Light for us is everything. It’s what stems the tide of shadows, what allows us to warm ourselves, what feeds our machines, and brings life to our homes. There are about fifty thousand people in the citadel and, as far as I know, they are all that remains of humanity.
Each of them strives to survive and do their part in sustaining the Island of Light. Our resources are limited. We’ve built greenhouses to produce food and we extract fuel from an old mine discovered under the foundation of the citadel, but it’s not enough.
Periodically, scout groups are obliged to go out in search of spare parts or other fundamental resources that we’re not able to produce ourselves, all to ensure the survival of the citadel. Many do not return. Fewer and fewer people volunteer for expeditions. Soon we will have to draw lots or establish a mandatory system as, daily, our engineers are engaged in a countdown to when we reach depletion. You see, there’s always a need for new resources, if only to add another day of life to humanity.
Ours is a constant struggle against the dark and every day becomes more difficult.
Resist
We have been going on like this for years. These days of eternal night make it difficult to keep track of the passage of time. We understand the changing of seasons depending on how cold it is… God knows how many people we lost during the last terrible winter. Many were children.
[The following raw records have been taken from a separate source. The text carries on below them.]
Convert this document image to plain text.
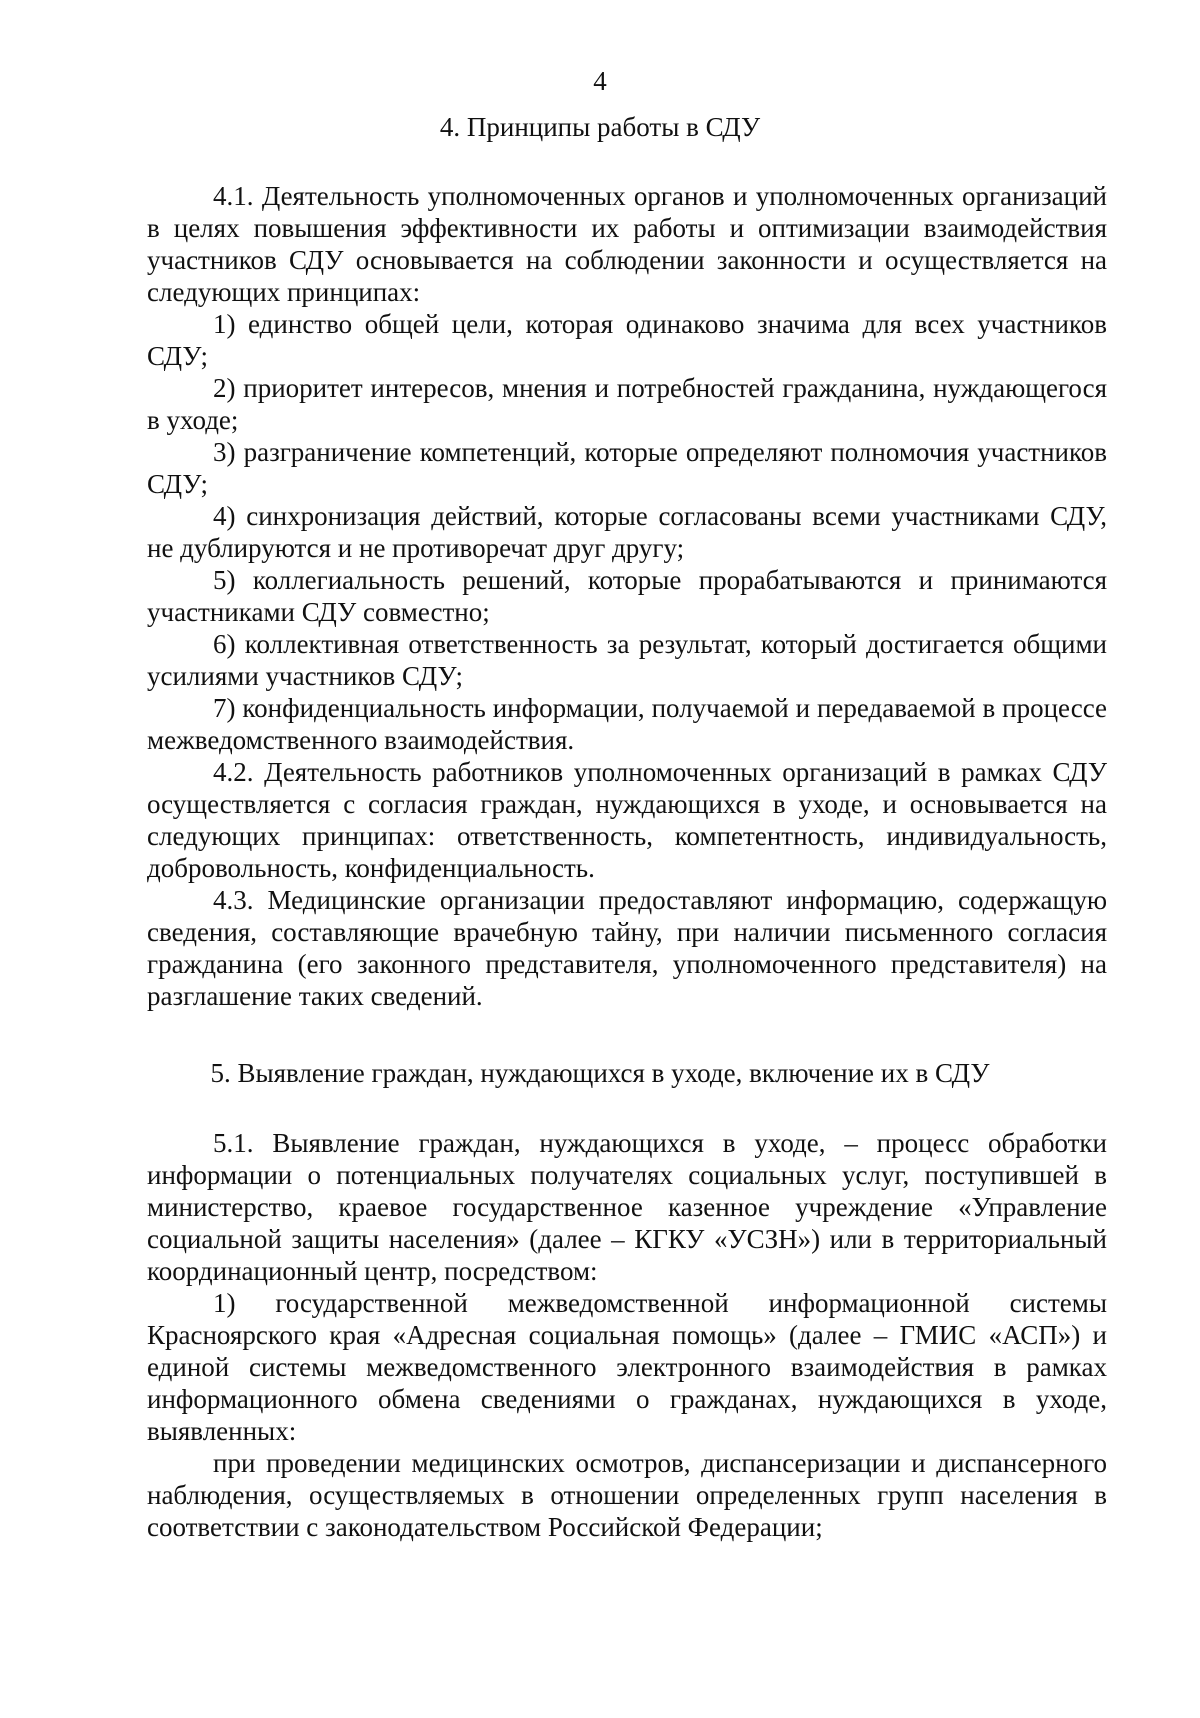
4
4. Принципы работы в СДУ

4.1. Деятельность уполномоченных органов и уполномоченных организаций в целях повышения эффективности их работы и оптимизации взаимодействия участников СДУ основывается на соблюдении законности и осуществляется на следующих принципах:

1) единство общей цели, которая одинаково значима для всех участников СДУ;

2) приоритет интересов, мнения и потребностей гражданина, нуждающегося в уходе;

3) разграничение компетенций, которые определяют полномочия участников СДУ;

4) синхронизация действий, которые согласованы всеми участниками СДУ, не дублируются и не противоречат друг другу;

5) коллегиальность решений, которые прорабатываются и принимаются участниками СДУ совместно;

6) коллективная ответственность за результат, который достигается общими усилиями участников СДУ;

7) конфиденциальность информации, получаемой и передаваемой в процессе межведомственного взаимодействия.

4.2. Деятельность работников уполномоченных организаций в рамках СДУ осуществляется с согласия граждан, нуждающихся в уходе, и основывается на следующих принципах: ответственность, компетентность, индивидуальность, добровольность, конфиденциальность.

4.3. Медицинские организации предоставляют информацию, содержащую сведения, составляющие врачебную тайну, при наличии письменного согласия гражданина (его законного представителя, уполномоченного представителя) на разглашение таких сведений.

5. Выявление граждан, нуждающихся в уходе, включение их в СДУ

5.1. Выявление граждан, нуждающихся в уходе, – процесс обработки информации о потенциальных получателях социальных услуг, поступившей в министерство, краевое государственное казенное учреждение «Управление социальной защиты населения» (далее – КГКУ «УСЗН») или в территориальный координационный центр, посредством:

1) государственной межведомственной информационной системы Красноярского края «Адресная социальная помощь» (далее – ГМИС «АСП») и единой системы межведомственного электронного взаимодействия в рамках информационного обмена сведениями о гражданах, нуждающихся в уходе, выявленных:

при проведении медицинских осмотров, диспансеризации и диспансерного наблюдения, осуществляемых в отношении определенных групп населения в соответствии с законодательством Российской Федерации;
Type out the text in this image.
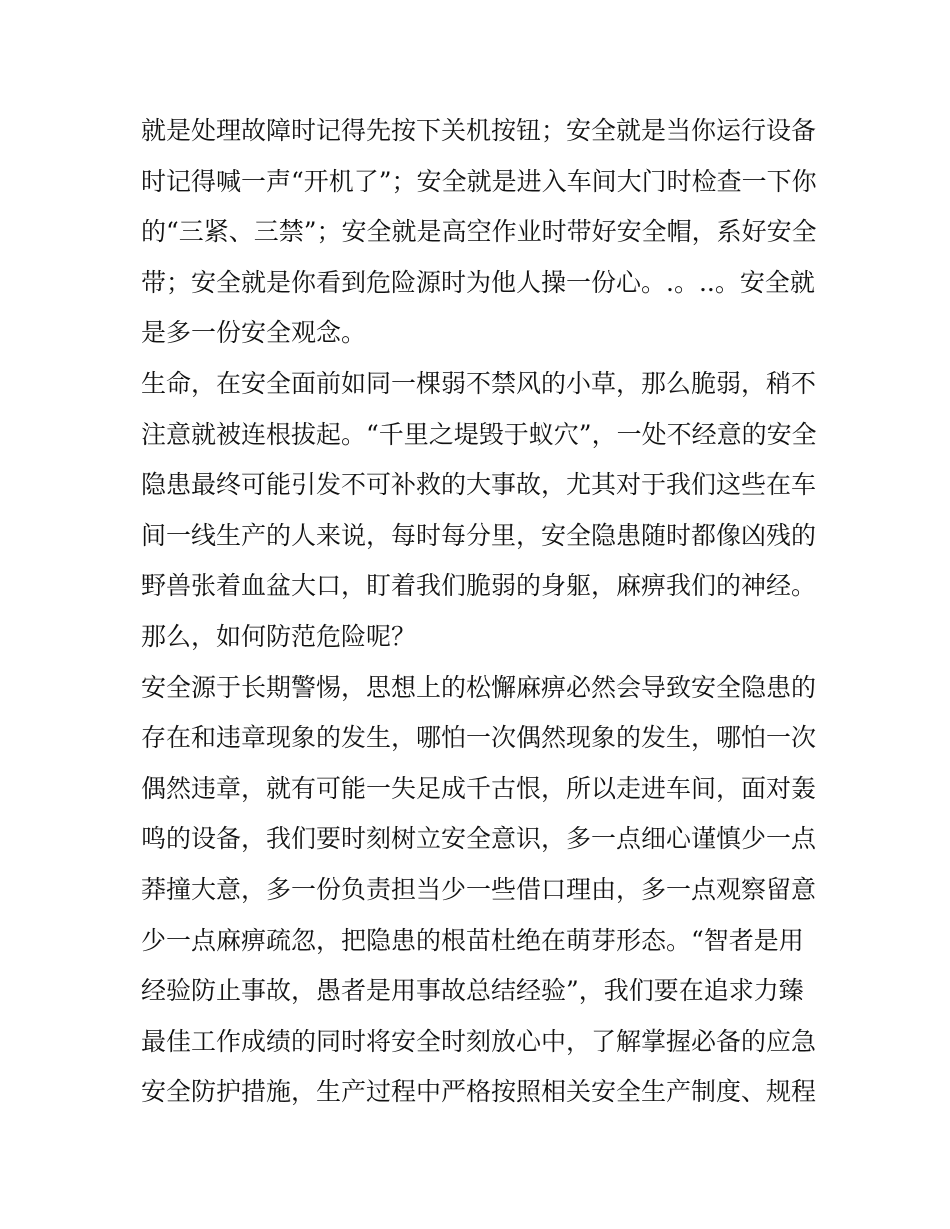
就是处理故障时记得先按下关机按钮；安全就是当你运行设备
时记得喊一声“开机了”；安全就是进入车间大门时检查一下你
的“三紧、三禁”；安全就是高空作业时带好安全帽，系好安全
带；安全就是你看到危险源时为他人操一份心。.。..。安全就
是多一份安全观念。
生命，在安全面前如同一棵弱不禁风的小草，那么脆弱，稍不
注意就被连根拔起。“千里之堤毁于蚁穴”，一处不经意的安全
隐患最终可能引发不可补救的大事故，尤其对于我们这些在车
间一线生产的人来说，每时每分里，安全隐患随时都像凶残的
野兽张着血盆大口，盯着我们脆弱的身躯，麻痹我们的神经。
那么，如何防范危险呢？
安全源于长期警惕，思想上的松懈麻痹必然会导致安全隐患的
存在和违章现象的发生，哪怕一次偶然现象的发生，哪怕一次
偶然违章，就有可能一失足成千古恨，所以走进车间，面对轰
鸣的设备，我们要时刻树立安全意识，多一点细心谨慎少一点
莽撞大意，多一份负责担当少一些借口理由，多一点观察留意
少一点麻痹疏忽，把隐患的根苗杜绝在萌芽形态。“智者是用
经验防止事故，愚者是用事故总结经验”，我们要在追求力臻
最佳工作成绩的同时将安全时刻放心中，了解掌握必备的应急
安全防护措施，生产过程中严格按照相关安全生产制度、规程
These days most people think that the citadel is now at its end and take refuge in the virtual worlds of the subnet or lose themselves to alcohol in the slum taverns. Only the scouts haven’t lost their hope. Handfuls of them, teams of heroes, travel undeterred through the land of the night; resisting the cold, the attack of shadows, the terror that devours you, the infinite solitude…
Perhaps I am deluded… but I’m firmly convinced that it will be precisely this force, typical of human nature, that will determine our victory and that the day will soon come– yes, the day– when the light of these heroes will become the beacon that will lead all of us toward a new era.
The day will dawn… when we finally take back the earth.